A tree of green sapote
Synonyms: Achradelpha viridis,Calocarpum viride
Other names: Red faisan
Green sapote is a native of Central America, most probably to Honduras, Guatemala and Costa Rica at elevations between 3,000 and 7,000 ft (900-2,100 in). It is a close relative of mamey sapote which is relatively more popularly grown fruit. The green sapote is, however slightly smaller in size, with green-yellow or brownish skin and an orange-red pulp much like its cousin. Strangely, this fruit is not known much outside of Central America, although many experts rate it superior in flavor to the mamey sapote.
The fruits are commonly sold in local markets.
A medium to large-sized tree, 13 to 25 m tall. .
A medium to large erect tree, 12-24 m high; young branches densely brown-hairy. It possesses an abundance of white, gummy latex.
Leaves clustered at the tips of flowering branches and irregularly alternate along non-fruiting limbs; oblanceolate, pointed, 10-25 cm long, 5-7 cm wide; hairy on the upper midrib and downy-white beneath.
Flowers, borne in groups of 2 to 5 in the leaf axils and massed along leafless branches, tubular, 5-lobed, pinkish or ivory and silky-hairy
Fruit nearly round to ovoid, pointed at the apex and sometimes at the base; 9-12.5 cm long and 6.25-7.5 cm in diameter, with thin, olive-green or yellow-green skin dotted with red-brown and clinging tightly to the flesh; flesh light-russet, of fine texture, melting, fairly juicy and sweet; of better flavor than the sapote.
Green sapote fruits
Seeds 1 or 2, dark-brown, shiny, elliptic or ovate seeds to 5 cm long, with a large, dull, grayish hilum on one surface
The fruits are usually eaten fresh out of hand, but the pulp is also used in making desserts and preserves. The pulp is softer than the mamey sapote.
Table: Food value of green sapte fruits per 100 gm edible pulp
The seeds are also edible and are often roasted.
The latex (chicle) from green sapote trees is also collected on commercial scale and marketed like that from the sapodilla for use in chewing gum.
The wood is reddish, fine-grained, compact, strong, durable; occasionally used in construction, carpentry, turnery, and for furniture and paneling in Guatemala.
This plant has been observed to be hardier than mamey sapote.
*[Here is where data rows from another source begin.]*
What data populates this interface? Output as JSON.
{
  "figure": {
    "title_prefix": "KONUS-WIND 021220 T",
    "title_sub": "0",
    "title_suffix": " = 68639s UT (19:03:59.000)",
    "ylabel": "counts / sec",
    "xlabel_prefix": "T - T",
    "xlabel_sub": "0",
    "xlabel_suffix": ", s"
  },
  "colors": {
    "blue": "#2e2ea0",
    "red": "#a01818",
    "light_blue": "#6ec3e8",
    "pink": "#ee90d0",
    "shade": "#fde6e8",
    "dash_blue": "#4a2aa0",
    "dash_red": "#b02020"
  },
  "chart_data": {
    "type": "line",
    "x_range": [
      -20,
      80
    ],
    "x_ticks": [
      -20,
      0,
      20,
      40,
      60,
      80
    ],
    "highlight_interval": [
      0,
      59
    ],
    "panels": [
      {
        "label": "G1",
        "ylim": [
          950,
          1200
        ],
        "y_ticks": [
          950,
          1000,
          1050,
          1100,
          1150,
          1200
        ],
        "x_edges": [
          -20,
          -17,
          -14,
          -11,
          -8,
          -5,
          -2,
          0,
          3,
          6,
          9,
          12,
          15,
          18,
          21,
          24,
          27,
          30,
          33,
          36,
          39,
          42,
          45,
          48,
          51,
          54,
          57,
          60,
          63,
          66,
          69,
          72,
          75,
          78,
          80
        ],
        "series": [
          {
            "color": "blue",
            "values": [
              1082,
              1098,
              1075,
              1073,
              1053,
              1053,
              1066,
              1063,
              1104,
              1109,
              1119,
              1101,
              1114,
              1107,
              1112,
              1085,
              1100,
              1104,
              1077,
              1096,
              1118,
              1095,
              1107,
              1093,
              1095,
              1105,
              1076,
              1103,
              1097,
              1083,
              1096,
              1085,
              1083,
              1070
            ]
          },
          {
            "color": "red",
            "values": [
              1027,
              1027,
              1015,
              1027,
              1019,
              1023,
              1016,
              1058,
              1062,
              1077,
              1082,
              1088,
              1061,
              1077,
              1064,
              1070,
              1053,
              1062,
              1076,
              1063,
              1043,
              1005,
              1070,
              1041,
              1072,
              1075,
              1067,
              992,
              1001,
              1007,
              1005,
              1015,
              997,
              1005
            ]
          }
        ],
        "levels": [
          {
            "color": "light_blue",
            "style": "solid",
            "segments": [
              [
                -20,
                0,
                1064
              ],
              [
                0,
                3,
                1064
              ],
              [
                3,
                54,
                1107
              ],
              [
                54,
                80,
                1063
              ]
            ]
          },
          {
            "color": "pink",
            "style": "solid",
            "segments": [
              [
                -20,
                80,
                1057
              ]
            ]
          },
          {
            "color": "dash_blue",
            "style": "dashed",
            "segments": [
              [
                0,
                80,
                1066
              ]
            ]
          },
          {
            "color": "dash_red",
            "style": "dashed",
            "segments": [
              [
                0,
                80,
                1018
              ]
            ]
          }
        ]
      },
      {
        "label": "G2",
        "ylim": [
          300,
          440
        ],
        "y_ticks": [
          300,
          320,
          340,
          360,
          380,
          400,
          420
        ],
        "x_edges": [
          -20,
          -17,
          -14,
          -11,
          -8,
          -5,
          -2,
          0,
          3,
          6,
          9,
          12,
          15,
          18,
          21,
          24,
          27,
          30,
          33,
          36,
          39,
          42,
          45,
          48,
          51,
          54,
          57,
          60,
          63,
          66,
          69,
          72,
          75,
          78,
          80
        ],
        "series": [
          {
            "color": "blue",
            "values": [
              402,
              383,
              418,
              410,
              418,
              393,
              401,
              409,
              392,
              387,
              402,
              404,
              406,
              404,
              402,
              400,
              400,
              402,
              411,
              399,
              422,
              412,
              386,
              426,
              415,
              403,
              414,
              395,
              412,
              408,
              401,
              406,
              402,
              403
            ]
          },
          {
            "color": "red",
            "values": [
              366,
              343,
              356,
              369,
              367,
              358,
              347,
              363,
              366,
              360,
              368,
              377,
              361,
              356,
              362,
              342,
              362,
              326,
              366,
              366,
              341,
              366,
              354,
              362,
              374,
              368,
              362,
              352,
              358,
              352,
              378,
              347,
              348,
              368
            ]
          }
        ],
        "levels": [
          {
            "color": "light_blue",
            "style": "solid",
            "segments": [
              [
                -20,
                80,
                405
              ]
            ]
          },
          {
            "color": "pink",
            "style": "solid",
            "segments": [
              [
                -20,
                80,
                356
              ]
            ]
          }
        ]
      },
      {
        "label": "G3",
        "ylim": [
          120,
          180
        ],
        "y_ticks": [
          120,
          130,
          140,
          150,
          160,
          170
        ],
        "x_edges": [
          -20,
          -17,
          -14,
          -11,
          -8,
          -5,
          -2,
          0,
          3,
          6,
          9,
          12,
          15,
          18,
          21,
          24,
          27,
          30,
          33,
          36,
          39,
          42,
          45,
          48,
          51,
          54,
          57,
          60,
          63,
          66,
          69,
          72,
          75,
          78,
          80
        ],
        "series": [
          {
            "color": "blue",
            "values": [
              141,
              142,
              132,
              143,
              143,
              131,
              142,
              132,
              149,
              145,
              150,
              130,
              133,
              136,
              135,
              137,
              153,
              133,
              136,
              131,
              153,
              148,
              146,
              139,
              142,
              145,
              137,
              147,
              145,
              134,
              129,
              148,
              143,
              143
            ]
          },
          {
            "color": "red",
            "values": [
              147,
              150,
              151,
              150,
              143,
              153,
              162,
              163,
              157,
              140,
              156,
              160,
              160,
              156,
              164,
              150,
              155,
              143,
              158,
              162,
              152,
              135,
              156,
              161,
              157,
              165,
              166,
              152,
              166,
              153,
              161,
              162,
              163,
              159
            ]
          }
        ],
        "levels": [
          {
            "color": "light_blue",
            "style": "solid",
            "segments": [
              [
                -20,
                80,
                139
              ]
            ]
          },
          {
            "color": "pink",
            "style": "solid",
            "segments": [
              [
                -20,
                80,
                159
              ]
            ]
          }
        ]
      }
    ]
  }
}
Propagation is mostly by seed but plants can also be raised by grafting on mamey sapote seedlings. The grafted plants start bearing much earlier than the seedlings which may take even upto 7-8 years.
There is not much information available on the cultural practices for this fruit, but it seems to prefer full sun and also required regular irrigation. The fruits develop slowly and take 9-10 months from flowering to ripening.
Fruit is mature with first color break, can be picked hard, and will ripen off the tree.